Leśną ścieżką dochodzimy do ewangelickiego cmentarza. Takiego, jakich wiele jest rozsianych w pomorskich lasach. Kilka minut spacerem wśród drzew. Przed kilkoma laty cmentarz został wysprzątany, płyty nagrobne podniesione z ziemi i błota, podobnie żeliwne krzyże. Mieszkańcy, co mogli, to zrobili. Dzisiaj jednak mech ponownie porósł już mogiły.
Wracając, orientujemy się, że betonowe płyty, którymi wyłożona jest droga, są dziwne - jakby zdobione. Czy właśnie stąpamy po nagrobkach?
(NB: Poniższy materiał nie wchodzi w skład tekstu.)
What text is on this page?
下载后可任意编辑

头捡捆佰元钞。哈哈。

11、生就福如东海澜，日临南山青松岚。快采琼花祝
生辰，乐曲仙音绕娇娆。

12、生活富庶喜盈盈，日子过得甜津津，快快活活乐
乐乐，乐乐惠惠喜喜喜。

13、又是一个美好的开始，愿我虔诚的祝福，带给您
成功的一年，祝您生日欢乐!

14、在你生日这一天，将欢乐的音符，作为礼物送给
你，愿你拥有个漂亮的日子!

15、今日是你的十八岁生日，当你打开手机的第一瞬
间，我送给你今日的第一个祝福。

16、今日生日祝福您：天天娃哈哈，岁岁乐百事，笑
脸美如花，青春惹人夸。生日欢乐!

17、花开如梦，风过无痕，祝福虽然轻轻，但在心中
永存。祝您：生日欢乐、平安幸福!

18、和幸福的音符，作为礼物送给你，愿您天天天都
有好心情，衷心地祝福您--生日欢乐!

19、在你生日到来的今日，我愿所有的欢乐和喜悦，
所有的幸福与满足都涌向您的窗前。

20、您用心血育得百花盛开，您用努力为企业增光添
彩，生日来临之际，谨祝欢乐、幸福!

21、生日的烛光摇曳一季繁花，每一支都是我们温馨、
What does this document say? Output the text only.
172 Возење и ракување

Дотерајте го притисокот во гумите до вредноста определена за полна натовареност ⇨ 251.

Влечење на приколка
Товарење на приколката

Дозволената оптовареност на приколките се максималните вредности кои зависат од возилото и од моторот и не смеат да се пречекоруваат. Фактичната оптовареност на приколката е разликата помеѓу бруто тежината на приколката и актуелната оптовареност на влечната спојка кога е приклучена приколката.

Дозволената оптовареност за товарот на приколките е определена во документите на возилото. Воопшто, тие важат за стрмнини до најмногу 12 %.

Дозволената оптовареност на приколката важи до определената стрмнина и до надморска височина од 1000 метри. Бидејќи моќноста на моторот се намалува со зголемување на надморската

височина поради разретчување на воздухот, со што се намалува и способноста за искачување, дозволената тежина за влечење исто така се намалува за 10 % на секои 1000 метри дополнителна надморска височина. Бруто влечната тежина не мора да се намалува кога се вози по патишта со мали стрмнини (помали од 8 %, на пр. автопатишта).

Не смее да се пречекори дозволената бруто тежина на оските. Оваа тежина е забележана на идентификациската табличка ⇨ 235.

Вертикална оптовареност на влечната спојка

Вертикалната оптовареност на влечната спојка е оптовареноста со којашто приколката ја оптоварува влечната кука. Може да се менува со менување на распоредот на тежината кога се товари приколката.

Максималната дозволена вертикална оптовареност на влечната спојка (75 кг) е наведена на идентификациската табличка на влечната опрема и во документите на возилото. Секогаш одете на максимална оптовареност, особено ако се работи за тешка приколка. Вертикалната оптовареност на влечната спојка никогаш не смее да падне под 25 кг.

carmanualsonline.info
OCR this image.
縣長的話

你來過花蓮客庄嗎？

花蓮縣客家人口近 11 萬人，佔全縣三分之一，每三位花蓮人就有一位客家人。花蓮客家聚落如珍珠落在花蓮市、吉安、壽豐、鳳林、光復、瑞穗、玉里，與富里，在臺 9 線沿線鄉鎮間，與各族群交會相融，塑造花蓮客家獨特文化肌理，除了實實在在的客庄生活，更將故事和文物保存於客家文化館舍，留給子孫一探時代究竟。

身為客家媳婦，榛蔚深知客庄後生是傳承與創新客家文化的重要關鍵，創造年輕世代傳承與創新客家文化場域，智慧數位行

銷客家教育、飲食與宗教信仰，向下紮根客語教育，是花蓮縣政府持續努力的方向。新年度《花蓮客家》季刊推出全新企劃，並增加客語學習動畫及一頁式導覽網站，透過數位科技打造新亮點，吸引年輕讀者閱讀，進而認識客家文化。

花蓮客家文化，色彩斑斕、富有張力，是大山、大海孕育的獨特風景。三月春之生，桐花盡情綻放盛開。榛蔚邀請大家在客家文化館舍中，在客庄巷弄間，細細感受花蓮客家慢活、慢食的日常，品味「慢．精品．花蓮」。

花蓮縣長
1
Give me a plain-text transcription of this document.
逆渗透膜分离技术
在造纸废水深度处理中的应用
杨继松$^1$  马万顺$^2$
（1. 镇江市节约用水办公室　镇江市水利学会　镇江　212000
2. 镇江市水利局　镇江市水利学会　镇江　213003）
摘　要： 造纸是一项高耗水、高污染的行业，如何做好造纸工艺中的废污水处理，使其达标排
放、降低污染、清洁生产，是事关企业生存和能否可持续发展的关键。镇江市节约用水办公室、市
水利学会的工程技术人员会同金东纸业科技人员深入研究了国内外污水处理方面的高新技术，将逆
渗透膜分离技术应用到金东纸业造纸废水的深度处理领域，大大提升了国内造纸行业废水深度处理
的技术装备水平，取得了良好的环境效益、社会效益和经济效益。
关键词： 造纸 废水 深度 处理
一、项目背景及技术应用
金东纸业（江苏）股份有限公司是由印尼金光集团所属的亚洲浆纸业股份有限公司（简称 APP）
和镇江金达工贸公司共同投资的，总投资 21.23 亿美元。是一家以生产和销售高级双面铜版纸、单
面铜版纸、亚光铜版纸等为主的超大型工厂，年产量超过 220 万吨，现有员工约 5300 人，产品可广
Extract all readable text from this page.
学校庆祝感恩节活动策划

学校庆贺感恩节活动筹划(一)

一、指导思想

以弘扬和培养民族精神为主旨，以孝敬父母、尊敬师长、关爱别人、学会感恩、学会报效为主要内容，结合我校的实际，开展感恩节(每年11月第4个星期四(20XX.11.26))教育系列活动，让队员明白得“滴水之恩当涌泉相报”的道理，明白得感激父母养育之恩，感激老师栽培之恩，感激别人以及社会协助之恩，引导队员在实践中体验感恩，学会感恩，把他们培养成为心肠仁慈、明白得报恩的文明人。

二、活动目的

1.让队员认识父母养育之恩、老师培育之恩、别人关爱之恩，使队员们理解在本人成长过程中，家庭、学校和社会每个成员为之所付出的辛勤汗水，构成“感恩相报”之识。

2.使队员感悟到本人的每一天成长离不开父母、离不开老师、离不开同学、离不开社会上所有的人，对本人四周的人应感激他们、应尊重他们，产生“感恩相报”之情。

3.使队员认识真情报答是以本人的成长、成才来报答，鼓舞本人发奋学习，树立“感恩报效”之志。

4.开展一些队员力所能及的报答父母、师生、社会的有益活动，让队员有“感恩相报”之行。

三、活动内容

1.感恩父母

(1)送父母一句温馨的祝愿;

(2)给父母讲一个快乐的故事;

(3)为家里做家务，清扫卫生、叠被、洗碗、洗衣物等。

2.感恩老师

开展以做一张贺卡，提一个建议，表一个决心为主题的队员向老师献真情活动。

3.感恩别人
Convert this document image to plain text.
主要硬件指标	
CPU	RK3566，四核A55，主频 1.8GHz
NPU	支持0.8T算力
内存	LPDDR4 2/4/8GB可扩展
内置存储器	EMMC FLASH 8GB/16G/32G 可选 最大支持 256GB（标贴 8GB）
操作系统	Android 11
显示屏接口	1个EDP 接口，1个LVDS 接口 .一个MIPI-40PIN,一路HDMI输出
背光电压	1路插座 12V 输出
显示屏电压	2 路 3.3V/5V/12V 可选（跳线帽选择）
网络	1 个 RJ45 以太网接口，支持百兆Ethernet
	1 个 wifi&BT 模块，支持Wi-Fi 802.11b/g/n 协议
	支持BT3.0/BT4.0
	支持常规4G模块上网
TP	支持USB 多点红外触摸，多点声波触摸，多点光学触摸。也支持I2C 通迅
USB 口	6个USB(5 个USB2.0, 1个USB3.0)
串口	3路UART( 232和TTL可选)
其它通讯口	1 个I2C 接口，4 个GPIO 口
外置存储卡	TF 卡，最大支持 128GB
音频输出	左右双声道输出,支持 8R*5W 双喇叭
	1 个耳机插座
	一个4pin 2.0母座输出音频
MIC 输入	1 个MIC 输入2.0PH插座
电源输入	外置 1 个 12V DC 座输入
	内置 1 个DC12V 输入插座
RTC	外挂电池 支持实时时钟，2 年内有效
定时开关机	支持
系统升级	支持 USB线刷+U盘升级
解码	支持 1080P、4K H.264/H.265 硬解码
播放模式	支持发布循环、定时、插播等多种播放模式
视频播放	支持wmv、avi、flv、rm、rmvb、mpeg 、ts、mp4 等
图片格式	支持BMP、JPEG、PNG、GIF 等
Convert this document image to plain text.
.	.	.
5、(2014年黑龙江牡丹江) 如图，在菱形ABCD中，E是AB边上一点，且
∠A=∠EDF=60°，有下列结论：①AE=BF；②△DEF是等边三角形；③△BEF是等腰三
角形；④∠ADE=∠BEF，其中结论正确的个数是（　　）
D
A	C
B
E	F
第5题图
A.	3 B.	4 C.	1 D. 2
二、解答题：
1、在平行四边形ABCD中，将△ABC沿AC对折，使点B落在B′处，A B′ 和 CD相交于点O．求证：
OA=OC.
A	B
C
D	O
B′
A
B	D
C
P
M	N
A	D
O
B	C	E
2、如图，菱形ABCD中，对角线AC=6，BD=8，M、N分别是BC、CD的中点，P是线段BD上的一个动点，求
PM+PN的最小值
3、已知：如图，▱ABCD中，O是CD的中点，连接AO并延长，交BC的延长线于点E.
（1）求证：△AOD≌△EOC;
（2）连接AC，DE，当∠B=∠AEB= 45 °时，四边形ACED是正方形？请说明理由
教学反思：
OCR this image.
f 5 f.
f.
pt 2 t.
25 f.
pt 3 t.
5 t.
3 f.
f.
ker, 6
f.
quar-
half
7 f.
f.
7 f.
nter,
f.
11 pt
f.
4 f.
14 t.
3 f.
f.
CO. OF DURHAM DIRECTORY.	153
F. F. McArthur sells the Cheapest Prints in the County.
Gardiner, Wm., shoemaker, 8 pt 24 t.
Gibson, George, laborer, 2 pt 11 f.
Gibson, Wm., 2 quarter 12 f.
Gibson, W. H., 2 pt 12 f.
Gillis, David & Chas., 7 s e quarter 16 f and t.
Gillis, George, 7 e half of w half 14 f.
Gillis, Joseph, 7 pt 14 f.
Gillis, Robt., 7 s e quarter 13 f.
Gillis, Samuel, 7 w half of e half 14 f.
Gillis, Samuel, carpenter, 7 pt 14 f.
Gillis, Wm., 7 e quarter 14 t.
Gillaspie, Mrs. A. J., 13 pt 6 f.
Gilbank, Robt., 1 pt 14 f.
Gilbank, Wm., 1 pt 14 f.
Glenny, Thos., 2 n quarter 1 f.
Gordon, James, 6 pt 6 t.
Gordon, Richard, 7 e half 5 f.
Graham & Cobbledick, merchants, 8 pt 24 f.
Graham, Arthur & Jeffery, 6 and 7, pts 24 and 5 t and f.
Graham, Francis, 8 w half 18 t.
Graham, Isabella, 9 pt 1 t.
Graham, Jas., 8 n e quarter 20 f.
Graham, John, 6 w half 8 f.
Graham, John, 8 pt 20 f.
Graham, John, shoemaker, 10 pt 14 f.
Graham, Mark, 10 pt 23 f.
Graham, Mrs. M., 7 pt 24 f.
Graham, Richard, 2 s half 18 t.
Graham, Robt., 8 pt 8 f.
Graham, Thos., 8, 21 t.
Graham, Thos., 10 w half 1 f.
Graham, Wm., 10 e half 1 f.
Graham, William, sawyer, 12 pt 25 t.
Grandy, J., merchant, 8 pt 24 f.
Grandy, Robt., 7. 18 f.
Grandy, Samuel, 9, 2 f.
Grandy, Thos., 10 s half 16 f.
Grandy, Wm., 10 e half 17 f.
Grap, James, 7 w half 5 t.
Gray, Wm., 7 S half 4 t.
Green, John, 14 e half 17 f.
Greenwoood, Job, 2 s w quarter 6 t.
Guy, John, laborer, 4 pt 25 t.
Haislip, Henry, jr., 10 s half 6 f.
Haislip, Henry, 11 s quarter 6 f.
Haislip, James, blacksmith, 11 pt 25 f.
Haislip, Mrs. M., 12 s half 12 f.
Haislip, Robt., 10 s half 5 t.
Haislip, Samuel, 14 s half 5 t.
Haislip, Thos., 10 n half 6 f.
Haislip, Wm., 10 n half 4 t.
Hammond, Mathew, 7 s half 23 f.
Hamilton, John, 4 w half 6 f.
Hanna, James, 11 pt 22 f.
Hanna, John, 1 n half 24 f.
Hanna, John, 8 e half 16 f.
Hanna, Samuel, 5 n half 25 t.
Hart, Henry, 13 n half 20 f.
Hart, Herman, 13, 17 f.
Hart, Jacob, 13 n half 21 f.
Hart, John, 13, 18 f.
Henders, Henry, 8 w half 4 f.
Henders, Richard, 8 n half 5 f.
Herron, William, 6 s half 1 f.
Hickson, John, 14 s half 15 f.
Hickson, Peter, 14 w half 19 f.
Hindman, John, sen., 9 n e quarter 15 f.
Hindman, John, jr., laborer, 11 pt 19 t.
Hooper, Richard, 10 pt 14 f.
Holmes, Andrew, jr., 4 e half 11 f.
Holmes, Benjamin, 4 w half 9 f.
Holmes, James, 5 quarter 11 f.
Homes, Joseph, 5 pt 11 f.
To bardzo możliwe. Na tak zwanych Ziemiach Odzyskanych, gdzie - jak na przykład na Pomorzu Zachodnim nastąpiła niemal całkowita wymiana ludności - zastane na cmentarzach płyty nagrobne początkowo wykorzystywane były przy nowych pochówkach i do utwardzania dróg. Później dla władz komunistycznych niemieckość tych ziem była niechcianym dziedzictwem. W latach 70. ubiegłego stulecia w akcjach likwidacji ewangelickich śladów zdewastowane nagrobki zakopywano pod ziemią, mniej lub bardziej skrupulatnie. Inne pozostawione bez opieki cmentarze niszczały i zarastały.
CZĘŚĆ 1
Swastyka i grzyby
Mamy iść drogą przez las, a mogił szukać po lewej stronie. Rzeczywiście, na stoku wzniesienia znajduje się cmentarz, w zasadzie - sterta gruzów pośród drzew i krzaków. Grzyby porastają kamienne i betonowe powierzchnie tego, co zostało z grobów, i gnije teraz pod wilgotną ściółką. Rdza pokrywa metalowe elementy powyginanych krzyży, które od dawna nie przypominają symboli żadnej wiary, tylko zwykły złom. Miejsce "niepamięci", zapomniane na pewno przez ludzi, a być może i Boga. Trudno oprzeć się wrażeniu, że otaczająca nas rzeczywistość to jakiś postapokaliptyczny obraz. Jakbyśmy byli świadkami upadku dawnej cywilizacji, wzgardzonej przez tych, którzy przyszyli na to miejsce i żyją tu do dziś.